Recipient site conditions that are not favorable to skin graft survival include irradiated tissue, scar, exposed bone, cartilage, tendon, or a bleeding wound. Grafts placed over avascular defects smaller than 1 cm ² may survive through nutritional support via wound edges; however, grafting over larger avascular wounds is unlikely to succeed. Skin graft survival on bone is enhanced if a thin layer of bone is removed with a diamond fraise burr until punctuate bleeding is achieved. On the skull, holes can be made in the outer bone table to allow communication with the inner diploe. Large areas of exposed bone, cartilage or tendon may require coverage with a muscle or fascial flap before grafting. Another technique that has proven successful in skin grafting auricular cartilage devoid of perichondrium is to create windows through the cartilage exposing perichondrium and subcutaneous tissue on the opposing surface of the ear. The windows are made as large as possible through the cartilage in areas that can be resected without jeopardizing the structural integrity of the ear. The windows provide a port for vascular ingrowth to revascularize the graft ( Fig. 15.5 ). Only very thin full-thickness skin grafts should be used for covering auricular cartilage so that the graft will not obscure the complex and delicate topography of the cartilage. Thin skin grafts are more likely to survive compared with thick full-thickness skin grafts given the limited contact with a vascular source for nourishment.
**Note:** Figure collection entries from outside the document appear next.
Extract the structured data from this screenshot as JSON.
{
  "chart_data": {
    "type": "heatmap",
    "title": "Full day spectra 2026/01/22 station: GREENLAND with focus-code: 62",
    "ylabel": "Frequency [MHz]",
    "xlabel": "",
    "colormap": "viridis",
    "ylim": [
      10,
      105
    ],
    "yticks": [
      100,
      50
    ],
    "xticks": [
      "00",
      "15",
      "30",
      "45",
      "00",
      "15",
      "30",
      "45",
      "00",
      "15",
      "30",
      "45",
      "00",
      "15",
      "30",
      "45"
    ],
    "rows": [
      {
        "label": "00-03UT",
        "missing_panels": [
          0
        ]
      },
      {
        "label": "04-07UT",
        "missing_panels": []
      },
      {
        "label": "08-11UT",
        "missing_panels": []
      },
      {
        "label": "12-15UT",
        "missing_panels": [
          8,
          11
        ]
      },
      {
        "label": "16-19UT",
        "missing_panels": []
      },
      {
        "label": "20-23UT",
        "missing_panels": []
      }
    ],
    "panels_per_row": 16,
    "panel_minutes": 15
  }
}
For deeper wounds, skin grafting may be delayed until granulation tissue has filled the wound bed (2–3 weeks). Any epithelium on the surface of the granulation tissue is removed before grafting, and the tissue is crosshatched so that myofibrils are released. Granulating wounds normally contain bacteria. Bacterial counts greater than 10 ⁵ organisms per gram of tissue often lead to graft loss. When delayed grafting is planned, the patient is started on a 10-day course of an antistaphylococcal antibiotic 3 days before skin grafting. When necessary, wound cultures are obtained to direct antibiotic selection.

DEFECT PREPARATION

Facial defects occasionally involve multiple facial aesthetic regions. When considering reconstructive options, it is helpful to mark the division between different regions so that defects involving multiple regions can be repaired with separate methods. Following this principle enables the placement of scars along boundary lines. This in turn helps to preserve the natural contours of the face.

The aesthetic facial regions and their individual aesthetic units are based on variations in skin thickness and texture, as well as variations in contour created by the underlying facial framework. Optimal repair of a defect may require repositioning of skin and soft tissue within an involved aesthetic unit, thereby allowing eventual scars to lie within zones of transition between adjacent units. In addition, small defects may be enlarged to facilitate resurfacing of an entire aesthetic unit using a single repair method.

Establishing uniform wound depths and maintaining symmetry with contralateral facial regions are equally important. Before skin grafting, beveled tissue at the periphery of defects created by micrographic surgery is freshened, but the bevel is maintained to provide a gradual contour transition between the skin graft and adjacent facial skin. Additional techniques helpful in optimizing repair include angulation of curvilinear shaped defects, because round defects are more likely to undergo concentric scar contraction and result in trap-door deformity. Modifying the periphery of the defect by creating more acute angles often reduces the risk for this deformity.